Por otro lado, la propuesta indica que el ingreso a plantas y dotaciones deberá realizarse solo a través de sus propias escuelas, con excepción de:
– Escalafones profesionales.
– Empleados civiles que defina la ley. Los nombramientos, ascensos y retiros de oficiales se harán mediante decreto supremo.
Adicionalmente, el Ministerio de Justicia y Derechos Humanos explica que la reforma apunta a una “lógica triple”:
1. Dotar a Gendarmería de vínculos institucionales y recursos propios de una fuerza de orden para reforzar la seguridad al interior de las cárceles.
2. Enfrentar de manera más eficaz el crimen organizado que opera desde las cárceles, reconociendo que la complejidad del fenómeno requiere una coordinación estrecha con las demás instituciones de seguridad del Estado.
3. Separar la custodia penitenciaria de la reinserción social, que coexistían bajo el mismo ministerio. Mientras que la primera pasará a Seguridad Pública, la segunda quedará como tarea para Justicia.
¿Qué pasa con las asociaciones de funcionarios?

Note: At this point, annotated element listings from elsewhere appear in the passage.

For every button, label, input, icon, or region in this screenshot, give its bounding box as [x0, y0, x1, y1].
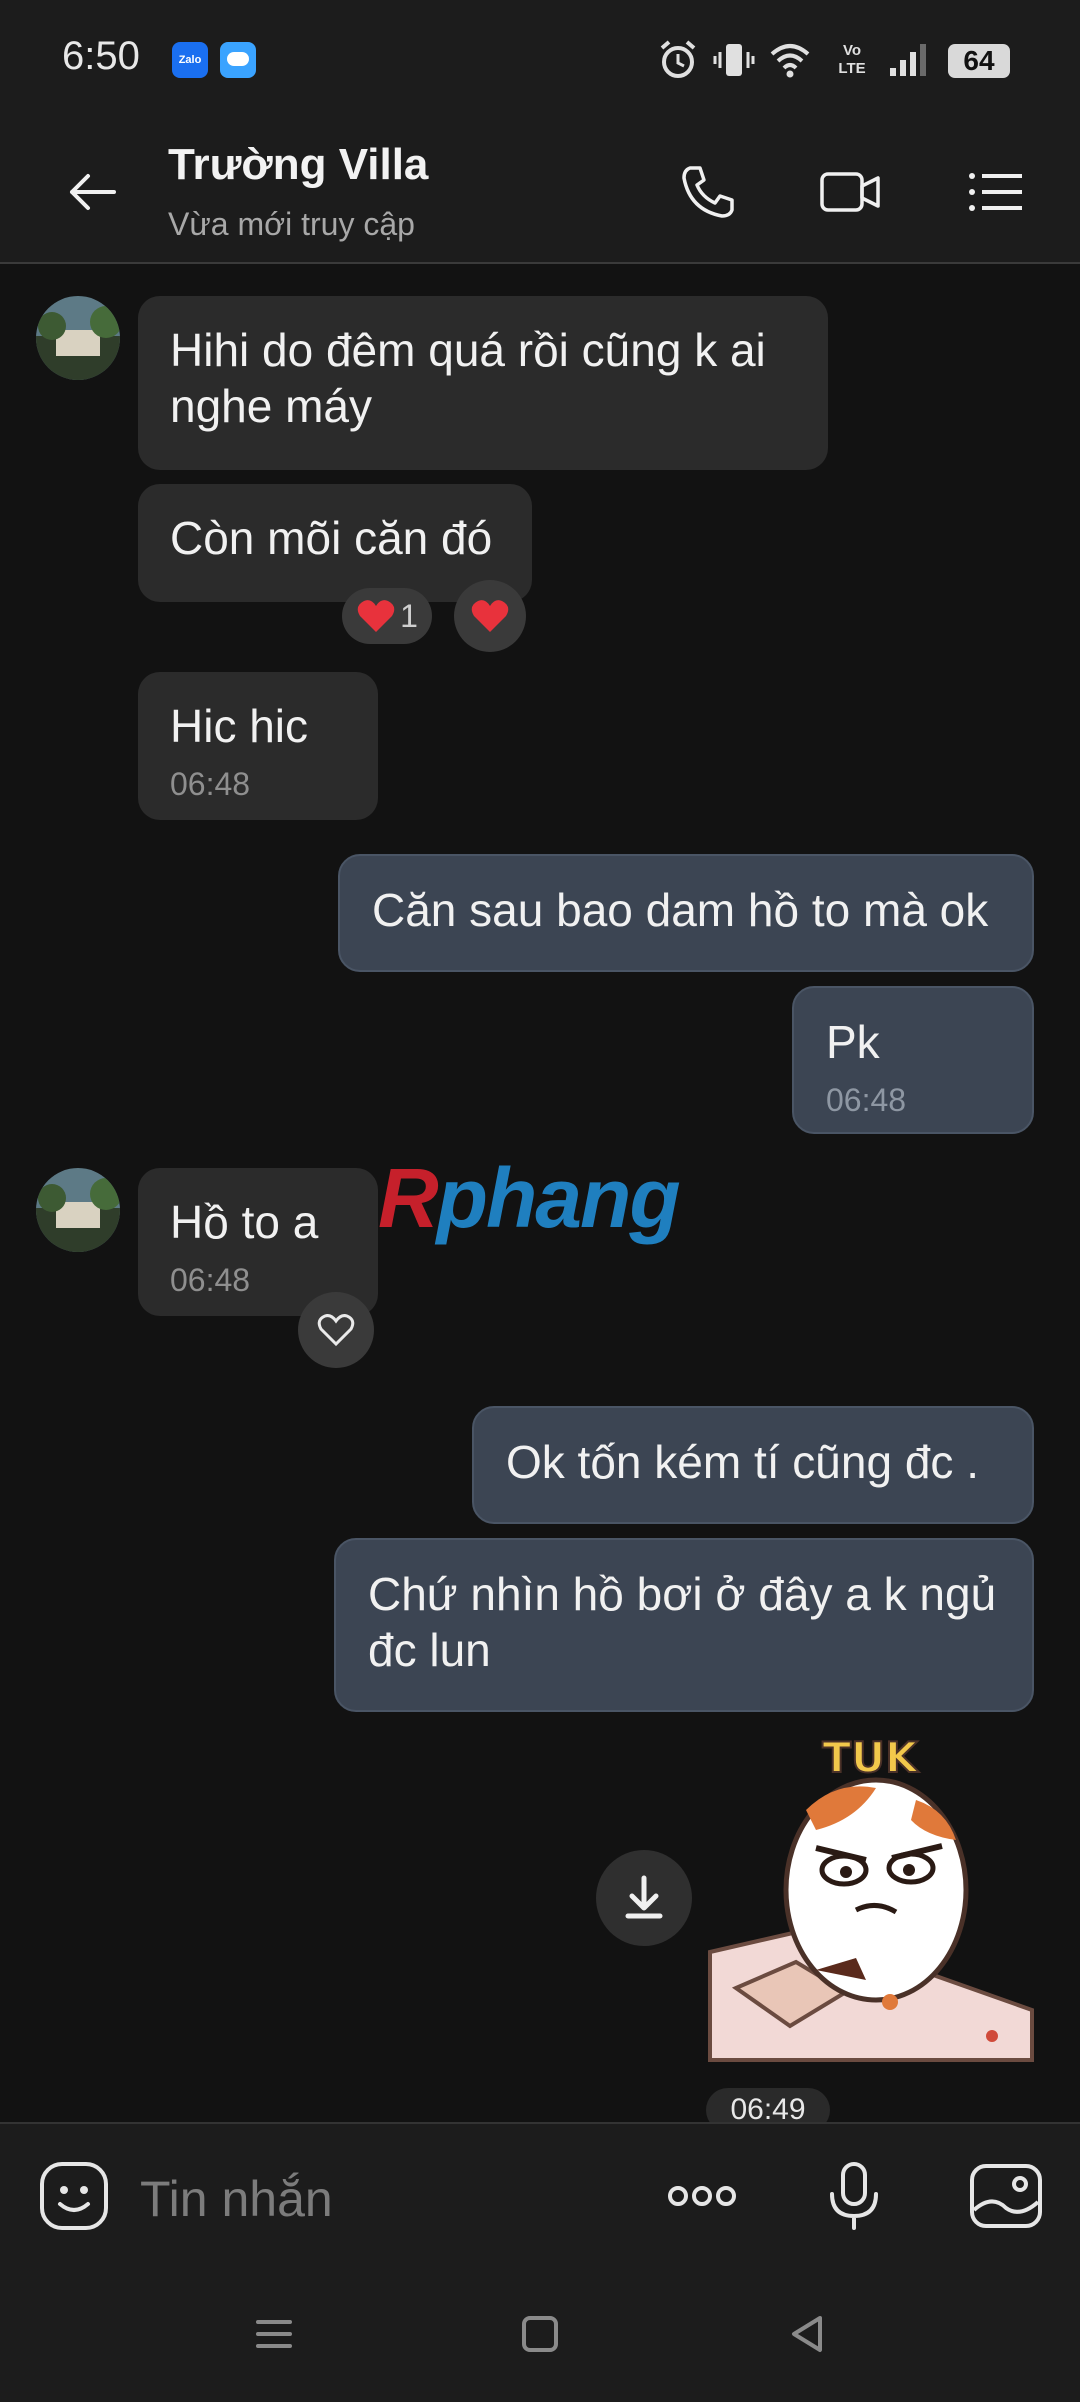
message-text: Hồ to a — [170, 1196, 319, 1248]
message-text: Pk — [826, 1016, 880, 1068]
message-text: Hic hic — [170, 700, 309, 752]
message-text: Căn sau bao dam hồ to mà ok — [372, 884, 989, 936]
contact-avatar[interactable] — [36, 1168, 120, 1252]
watermark: Rphang — [378, 1151, 681, 1245]
heart-icon — [357, 600, 395, 632]
message-time: 06:48 — [170, 766, 251, 802]
video-call-icon[interactable] — [818, 160, 882, 224]
image-gallery-icon[interactable] — [968, 2158, 1044, 2234]
message-bubble-outgoing[interactable]: Ok tốn kém tí cũng đc . — [472, 1406, 1034, 1524]
weather-icon — [220, 42, 256, 78]
more-options-icon[interactable] — [664, 2158, 740, 2234]
signal-icon — [890, 44, 926, 76]
status-time: 6:50 — [62, 34, 140, 78]
chat-header — [0, 120, 1080, 264]
reaction-summary[interactable]: 1 — [342, 588, 432, 644]
phone-call-icon[interactable] — [676, 160, 740, 224]
message-bubble-incoming[interactable]: Hihi do đêm quá rồi cũng k ai nghe máy — [138, 296, 828, 470]
message-text: Còn mõi căn đó — [170, 512, 493, 564]
download-icon — [625, 1875, 663, 1919]
message-input[interactable] — [138, 2164, 622, 2234]
message-text: Ok tốn kém tí cũng đc . — [506, 1436, 979, 1488]
alarm-icon — [660, 40, 696, 78]
battery-indicator: 64 — [948, 44, 1010, 78]
menu-list-icon[interactable] — [964, 160, 1028, 224]
contact-name[interactable]: Trường Villa — [168, 140, 428, 190]
react-button[interactable] — [298, 1292, 374, 1368]
back-arrow-icon[interactable] — [62, 160, 126, 224]
message-bubble-incoming[interactable]: Hic hic 06:48 — [138, 672, 378, 820]
heart-icon — [471, 600, 509, 632]
home-icon[interactable] — [516, 2310, 564, 2358]
download-button[interactable] — [596, 1850, 692, 1946]
vibrate-icon — [713, 44, 755, 76]
zalo-icon: Zalo — [172, 42, 208, 78]
message-time: 06:48 — [170, 1262, 251, 1298]
message-bubble-outgoing[interactable]: Căn sau bao dam hồ to mà ok — [338, 854, 1034, 972]
message-bubble-outgoing[interactable]: Pk 06:48 — [792, 986, 1034, 1134]
contact-avatar[interactable] — [36, 296, 120, 380]
back-nav-icon[interactable] — [784, 2310, 832, 2358]
sticker-image[interactable]: TÚK — [706, 1731, 1034, 2062]
message-time: 06:48 — [826, 1082, 907, 1118]
emoji-sticker-icon[interactable] — [36, 2158, 112, 2234]
heart-outline-icon — [317, 1314, 355, 1347]
message-text: Hihi do đêm quá rồi cũng k ai nghe máy — [170, 324, 766, 432]
microphone-icon[interactable] — [816, 2158, 892, 2234]
message-bubble-outgoing[interactable]: Chứ nhìn hồ bơi ở đây a k ngủ đc lun — [334, 1538, 1034, 1712]
message-text: Chứ nhìn hồ bơi ở đây a k ngủ đc lun — [368, 1568, 997, 1676]
reaction-count: 1 — [400, 597, 418, 634]
sticker-caption: TÚK — [822, 1740, 919, 1782]
volte-icon: Vo LTE — [838, 42, 866, 77]
wifi-icon — [770, 44, 810, 78]
recent-apps-icon[interactable] — [250, 2310, 298, 2358]
contact-status: Vừa mới truy cập — [168, 206, 415, 242]
react-button[interactable] — [454, 580, 526, 652]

Uno de los alcances polémicos tiene relación con la disolución de las asociaciones de funcionarios. Sobre este tema, el experto en seguridad y académico de la Facultad de Ingeniería y Ciencias Aplicadas de la Universidad de los Andes (Uandes), Juan Ignacio Nicolosi, explica que “la huelga es ilegal para los funcionarios del Estado” y advierte que las instituciones de seguridad, incluida Gendarmería, deben priorizar el cumplimiento de sus funciones por sobre intereses gremiales.
En esa línea, plantea que el nuevo marco institucional podría ayudar a ordenar el rol de estas organizaciones, evitando que se transformen en grupos de presión sobre la autoridad.
Una misma estructura
El académico plantea que el traspaso de ministerios que vivirá Gendarmería representa una ventaja relevante. “Es muy importante desde el punto de vista estratégico tener el control de la seguridad pública, la persecución penal y la reclusión de los internos en una misma estructura”, comenta.
En esa línea, agrega que “te da la posibilidad de controlar todo ese proceso”, especialmente frente a fenómenos como el crimen organizado, que —advierte— también se articula al interior de las cárceles, siguiendo patrones observados en otros países de la región.
Sin embargo, el experto también advierte riesgos. “Poner todas estas instituciones bajo un mismo paraguas puede significar contaminación cruzada”, explica Nicolosi, apuntando a que problemas de corrupción detectados en Gendarmería podrían trasladarse a otras instituciones.
“Los casos de corrupción que hemos visto en Gendarmería son bastante graves”, enfatiza, por lo que recalca la necesidad de mantener una diferenciación clara entre funciones, “juntos, pero no revueltos”.
En ese sentido, subraya que la coordinación institucional debe ir acompañada de estándares más altos de control y fiscalización. A su juicio, no basta con centralizar funciones, sino que también es clave evitar que debilidades estructurales de una institución impacten al resto del sistema de seguridad.
Respecto a la reinserción social, Nicolosi valora que esta se mantenga bajo el Ministerio de Justicia y Derechos Humanos, ya que permite “una focalización de los recursos” en un ámbito clave dentro de la cadena delictual. Asimismo, sostiene que este nuevo escenario debiera traducirse en mayores exigencias y resultados en esa área, considerando la complejidad de los procesos de rehabilitación.